It’s Monday 11 April 2022, and the Norwegian Media Cluster has gathered around 100 people in Media City Bergen for an exclusive talk by Marty Cagan. Some people in the audience have left their cabins and crossed snow-filled mountains to be here, others have postponed their Easter holidays. It is clear that nobody wants to miss this event.
Marty Cagan is a rock star in the tech product business. He has worked for HP, Netscape, and eBay and is now a partner at Silicon Valley Product Group.
For 40 years he has been working and inspiring companies to develop better tech products. He says there is a huge difference between the best companies and “the rest”.
The best and the rest
– I have been writing about the difference between “the best” and “the rest” my whole life. I want a better understanding of why there is this difference, Cagan says.
He gives an example. In San Francisco, you can find a company that is the best in class and across the street another company that is working exactly as it did 20 years ago.
Cagan encourages the audience (and their CEOs) to watch The Lost Interview with Steve Jobs. It is a 70-minute long interview with the tech entrepreneur that was discovered and published after his death in 2012.
– I could not believe it. I watched every minute. It was gold. Jobs explained the difference between the best and the rest, says Cagan.
Salespeople stop innovation
But how do you run a company to make the best products? Not by putting salespersons in front, according to Cagan.
– Then the innovation will stop gradually. The people who run the company have to understand the need to constantly develop and improve its products. Product management must be led by product managers.
Too much process in Europe
One of Cagan’s slides exclaims “The disease of process”. He says process is more of a problem in Europe than in the US and quotes Elon Musk: “It seems like process becomes a substitute for thinking”.
– Stop this nonsense!

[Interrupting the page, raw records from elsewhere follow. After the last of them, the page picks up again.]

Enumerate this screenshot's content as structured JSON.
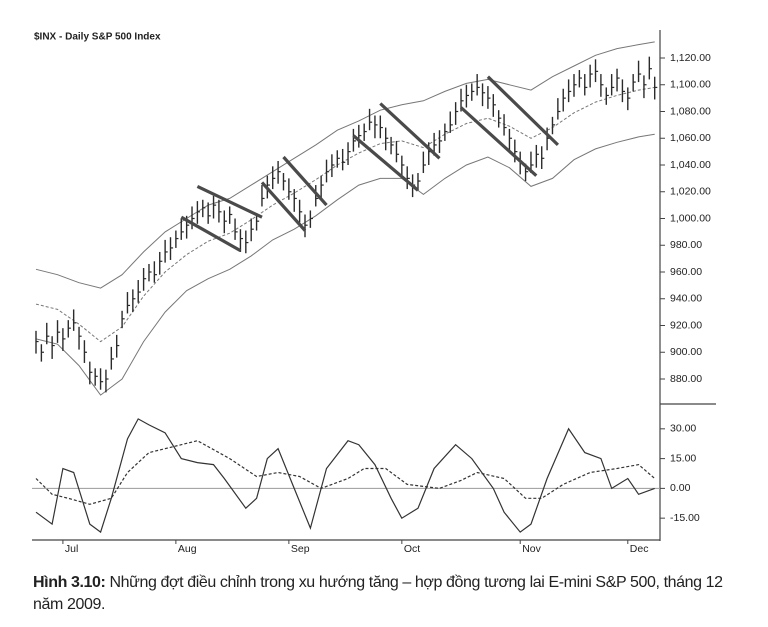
{
  "chart_data": [
    {
      "type": "hlc",
      "title": "$INX - Daily  S&P 500 Index",
      "categories": [
        null,
        null,
        null,
        null,
        null,
        "Jul",
        null,
        null,
        null,
        null,
        null,
        null,
        null,
        null,
        null,
        null,
        null,
        null,
        null,
        null,
        null,
        null,
        null,
        null,
        null,
        null,
        "Aug",
        null,
        null,
        null,
        null,
        null,
        null,
        null,
        null,
        null,
        null,
        null,
        null,
        null,
        null,
        null,
        null,
        null,
        null,
        null,
        null,
        "Sep",
        null,
        null,
        null,
        null,
        null,
        null,
        null,
        null,
        null,
        null,
        null,
        null,
        null,
        null,
        null,
        null,
        null,
        null,
        null,
        null,
        "Oct",
        null,
        null,
        null,
        null,
        null,
        null,
        null,
        null,
        null,
        null,
        null,
        null,
        null,
        null,
        null,
        null,
        null,
        null,
        null,
        null,
        null,
        "Nov",
        null,
        null,
        null,
        null,
        null,
        null,
        null,
        null,
        null,
        null,
        null,
        null,
        null,
        null,
        null,
        null,
        null,
        null,
        null,
        "Dec",
        null,
        null,
        null,
        null,
        null
      ],
      "high": [
        916,
        906,
        922,
        912,
        924,
        918,
        924,
        932,
        919,
        909,
        893,
        888,
        888,
        887,
        904,
        913,
        931,
        945,
        947,
        954,
        963,
        966,
        968,
        975,
        984,
        986,
        991,
        1000,
        1002,
        1009,
        1013,
        1014,
        1012,
        1017,
        1014,
        1006,
        1009,
        1000,
        992,
        991,
        1000,
        1004,
        1025,
        1032,
        1039,
        1043,
        1034,
        1030,
        1022,
        1014,
        1003,
        1006,
        1025,
        1032,
        1044,
        1048,
        1051,
        1052,
        1057,
        1067,
        1070,
        1071,
        1082,
        1077,
        1077,
        1068,
        1061,
        1058,
        1047,
        1039,
        1033,
        1034,
        1050,
        1057,
        1064,
        1066,
        1071,
        1080,
        1087,
        1097,
        1100,
        1101,
        1108,
        1101,
        1099,
        1093,
        1081,
        1078,
        1067,
        1059,
        1050,
        1041,
        1050,
        1055,
        1054,
        1068,
        1076,
        1090,
        1097,
        1104,
        1108,
        1111,
        1108,
        1115,
        1119,
        1108,
        1098,
        1108,
        1112,
        1104,
        1098,
        1108,
        1118,
        1107,
        1121,
        1106
      ],
      "low": [
        899,
        893,
        906,
        895,
        907,
        901,
        911,
        916,
        902,
        892,
        876,
        875,
        872,
        870,
        887,
        896,
        918,
        929,
        930,
        937,
        946,
        953,
        952,
        958,
        967,
        969,
        978,
        984,
        985,
        992,
        996,
        1001,
        996,
        1000,
        997,
        989,
        996,
        984,
        975,
        974,
        983,
        991,
        1009,
        1015,
        1022,
        1026,
        1021,
        1014,
        1005,
        997,
        986,
        993,
        1009,
        1015,
        1027,
        1031,
        1038,
        1036,
        1040,
        1050,
        1053,
        1058,
        1066,
        1060,
        1060,
        1051,
        1048,
        1042,
        1030,
        1022,
        1016,
        1021,
        1034,
        1040,
        1047,
        1049,
        1058,
        1064,
        1070,
        1080,
        1083,
        1088,
        1092,
        1084,
        1082,
        1076,
        1068,
        1062,
        1050,
        1042,
        1033,
        1028,
        1034,
        1038,
        1037,
        1051,
        1063,
        1074,
        1080,
        1087,
        1091,
        1098,
        1092,
        1098,
        1102,
        1091,
        1085,
        1092,
        1095,
        1087,
        1081,
        1095,
        1102,
        1090,
        1104,
        1089
      ],
      "close": [
        908,
        900,
        912,
        905,
        915,
        910,
        918,
        922,
        912,
        900,
        885,
        882,
        878,
        880,
        895,
        905,
        925,
        935,
        940,
        945,
        955,
        960,
        958,
        968,
        975,
        978,
        985,
        990,
        995,
        1000,
        1005,
        1008,
        1002,
        1010,
        1005,
        998,
        1003,
        990,
        985,
        982,
        992,
        998,
        1015,
        1025,
        1030,
        1035,
        1028,
        1020,
        1015,
        1005,
        995,
        1000,
        1015,
        1025,
        1035,
        1040,
        1045,
        1042,
        1050,
        1058,
        1062,
        1065,
        1072,
        1070,
        1068,
        1060,
        1055,
        1048,
        1040,
        1030,
        1025,
        1028,
        1040,
        1050,
        1055,
        1058,
        1065,
        1070,
        1080,
        1088,
        1092,
        1095,
        1098,
        1094,
        1090,
        1085,
        1075,
        1068,
        1060,
        1050,
        1042,
        1035,
        1040,
        1048,
        1045,
        1060,
        1070,
        1080,
        1090,
        1095,
        1100,
        1105,
        1098,
        1108,
        1110,
        1100,
        1092,
        1098,
        1105,
        1095,
        1090,
        1102,
        1108,
        1100,
        1112,
        1098
      ],
      "bar_color": "#2b2b2b",
      "lines": [
        {
          "x": [
            0,
            4,
            8,
            12,
            16,
            20,
            24,
            28,
            32,
            36,
            40,
            44,
            48,
            52,
            56,
            60,
            64,
            68,
            72,
            76,
            80,
            84,
            88,
            92,
            96,
            100,
            104,
            108,
            112,
            115
          ],
          "values": [
            962,
            958,
            952,
            948,
            958,
            975,
            990,
            1000,
            1010,
            1015,
            1025,
            1035,
            1045,
            1055,
            1066,
            1073,
            1081,
            1085,
            1088,
            1095,
            1101,
            1104,
            1100,
            1096,
            1106,
            1114,
            1122,
            1127,
            1130,
            1132
          ],
          "color": "#777777",
          "dash": false
        },
        {
          "x": [
            0,
            4,
            8,
            12,
            16,
            20,
            24,
            28,
            32,
            36,
            40,
            44,
            48,
            52,
            56,
            60,
            64,
            68,
            72,
            76,
            80,
            84,
            88,
            92,
            96,
            100,
            104,
            108,
            112,
            115
          ],
          "values": [
            936,
            932,
            921,
            908,
            919,
            942,
            960,
            973,
            983,
            989,
            999,
            1010,
            1019,
            1029,
            1040,
            1049,
            1056,
            1058,
            1053,
            1063,
            1071,
            1075,
            1069,
            1060,
            1068,
            1079,
            1087,
            1092,
            1096,
            1098
          ],
          "color": "#777777",
          "dash": true
        },
        {
          "x": [
            0,
            4,
            8,
            12,
            16,
            20,
            24,
            28,
            32,
            36,
            40,
            44,
            48,
            52,
            56,
            60,
            64,
            68,
            72,
            76,
            80,
            84,
            88,
            92,
            96,
            100,
            104,
            108,
            112,
            115
          ],
          "values": [
            910,
            906,
            890,
            868,
            880,
            908,
            930,
            946,
            955,
            962,
            972,
            984,
            992,
            1002,
            1014,
            1025,
            1030,
            1030,
            1018,
            1030,
            1040,
            1046,
            1038,
            1024,
            1030,
            1044,
            1052,
            1057,
            1061,
            1063
          ],
          "color": "#777777",
          "dash": false
        }
      ],
      "trendlines": [
        {
          "x": [
            30,
            42
          ],
          "values": [
            1024,
            1001
          ]
        },
        {
          "x": [
            27,
            38
          ],
          "values": [
            1001,
            976
          ]
        },
        {
          "x": [
            46,
            54
          ],
          "values": [
            1046,
            1010
          ]
        },
        {
          "x": [
            42,
            50
          ],
          "values": [
            1027,
            991
          ]
        },
        {
          "x": [
            64,
            75
          ],
          "values": [
            1086,
            1045
          ]
        },
        {
          "x": [
            59,
            71
          ],
          "values": [
            1062,
            1021
          ]
        },
        {
          "x": [
            84,
            97
          ],
          "values": [
            1106,
            1055
          ]
        },
        {
          "x": [
            79,
            93
          ],
          "values": [
            1083,
            1032
          ]
        }
      ],
      "trendline_color": "#4a4a4a",
      "ylim": [
        860,
        1140
      ],
      "yticks": [
        {
          "value": 880,
          "label": "880.00"
        },
        {
          "value": 900,
          "label": "900.00"
        },
        {
          "value": 920,
          "label": "920.00"
        },
        {
          "value": 940,
          "label": "940.00"
        },
        {
          "value": 960,
          "label": "960.00"
        },
        {
          "value": 980,
          "label": "980.00"
        },
        {
          "value": 1000,
          "label": "1,000.00"
        },
        {
          "value": 1020,
          "label": "1,020.00"
        },
        {
          "value": 1040,
          "label": "1,040.00"
        },
        {
          "value": 1060,
          "label": "1,060.00"
        },
        {
          "value": 1080,
          "label": "1,080.00"
        },
        {
          "value": 1100,
          "label": "1,100.00"
        },
        {
          "value": 1120,
          "label": "1,120.00"
        }
      ]
    },
    {
      "type": "line",
      "series": [
        {
          "x": [
            0,
            3,
            5,
            7,
            10,
            12,
            14,
            17,
            19,
            21,
            24,
            27,
            30,
            33,
            35,
            39,
            41,
            43,
            45,
            48,
            51,
            54,
            58,
            60,
            63,
            66,
            68,
            71,
            74,
            78,
            81,
            85,
            87,
            90,
            92,
            95,
            99,
            102,
            105,
            107,
            110,
            112,
            115
          ],
          "values": [
            -12,
            -18,
            10,
            8,
            -18,
            -22,
            -5,
            25,
            35,
            32,
            28,
            15,
            13,
            12,
            5,
            -10,
            -5,
            15,
            20,
            0,
            -20,
            10,
            24,
            22,
            12,
            -5,
            -15,
            -10,
            10,
            22,
            15,
            0,
            -12,
            -22,
            -18,
            5,
            30,
            18,
            15,
            0,
            5,
            -3,
            0
          ],
          "color": "#333333",
          "dash": false
        },
        {
          "x": [
            0,
            3,
            6,
            10,
            14,
            17,
            21,
            27,
            30,
            36,
            41,
            45,
            49,
            53,
            58,
            61,
            65,
            69,
            75,
            79,
            82,
            87,
            91,
            94,
            98,
            103,
            108,
            112,
            115
          ],
          "values": [
            5,
            -3,
            -5,
            -8,
            -5,
            8,
            18,
            22,
            24,
            15,
            6,
            8,
            6,
            0,
            5,
            10,
            10,
            2,
            0,
            4,
            8,
            5,
            -5,
            -5,
            2,
            8,
            10,
            12,
            5
          ],
          "color": "#333333",
          "dash": true
        }
      ],
      "ylim": [
        -26,
        42
      ],
      "yticks": [
        {
          "value": 30,
          "label": "30.00"
        },
        {
          "value": 15,
          "label": "15.00"
        },
        {
          "value": 0,
          "label": "0.00"
        },
        {
          "value": -15,
          "label": "-15.00"
        }
      ],
      "zero_line": true
    }
  ],
  "caption": {
    "label": "Hình 3.10:",
    "text": "Những đợt điều chỉnh trong xu hướng tăng – hợp đồng tương lai E-mini S&P 500, tháng 12 năm 2009."
  }
}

It is really hurting companies, Cagan says.
Someone in the audience asks why processes are bad.
– It’s not that there should not be a process, but the problem is when the process becomes the focus.
According to Cagan, the challenge is that companies overuse processes. Maybe the reason is that the process gives control? Cagan challenges tech companies to focus on people and content instead. He quotes Leslie Kilgore at Netflix who said “lead with context, not control”.
Problems and solutions
– My two favorite topics are product discovery and product strategy. The best companies have product discovery teams, the rest have feature teams, Cagan says.
He says that the best companies use 90 per cent of their product discovery on solution discovery.
– It is easy to find the problems. The hard part is to make people use your solution.
Another question from the audience:
– Maybe there is a fear among the companies, Tom-André Tarlebø says. He is CTO of Indra Navia and jumped on the night train from Oslo to watch the talk.
We ask him to elaborate after the event.
– Maybe Norwegian companies are afraid of releasing the reins. We are a bit modest and prefer to use facts and numbers in our decision making. But when you work in a product team, you have to work with hypotheses, Tarlebø says.
Cagan is not sure if it’s fear, but thinks it’s more like scepticism towards “the unknown”.
– There are a lot of unknowns and those unknowns make people nervous. In the best companies, they are also nervous about the unknown. The difference is that these companies know what to do when that happens, Cagan says.
Cagan talks for an hour and then answers questions for 30 minutes in the auditorium at Media City Bergen this afternoon.
– I hope this was useful. It is great to be in front of real people again, and not behind a screen, he says.
– Thank you for an inspirational talk, Marty. This is your second time in this building. And as we say here in Bergen: When you have done something twice, it is a tradition, event host Ketil Moland Olsen concludes. He is a Senior Project Manager in Media City Bergen.
Handshakes and mingling on the stage. People are waiting in line to have a chat with Cagan.
We also have a question for him, before he leaves for Oslo.
– What are your three key takeaways for companies that want to leap from “the rest” to “the best”?
– To change from the rest to the best is hard work. Many companies have tried to transform themselves, without succeeding. There are a lot of things that have to be changed, all the way from the CEO down to individuals.
- The CEO has to lead. If the CEO just leaves that to someone else, the transformation almost never happens.
- You need to have empowered product managers, not product owners.
- You have to make sure you have strong product leaders. The product leaders are the ones coaching all the individual workers.
– And the final question – what comes next?
– It’s many things that are coming. Cryptocurrency is a thing that everyone is interested in, and virtual reality is happening now. However, it is not clear what will be big, small or illegal. Nobody knows what will happen next, but we are all working on it. That is what I like with tech, it is changing constantly.
Marty Cagan did this talk free of charge in honor of Anne Jacobsen, the recently deceased CEO of Media City Bergen. All proceeds from the ticket sales will go to funding the Anne Jacobsen Memorial Award.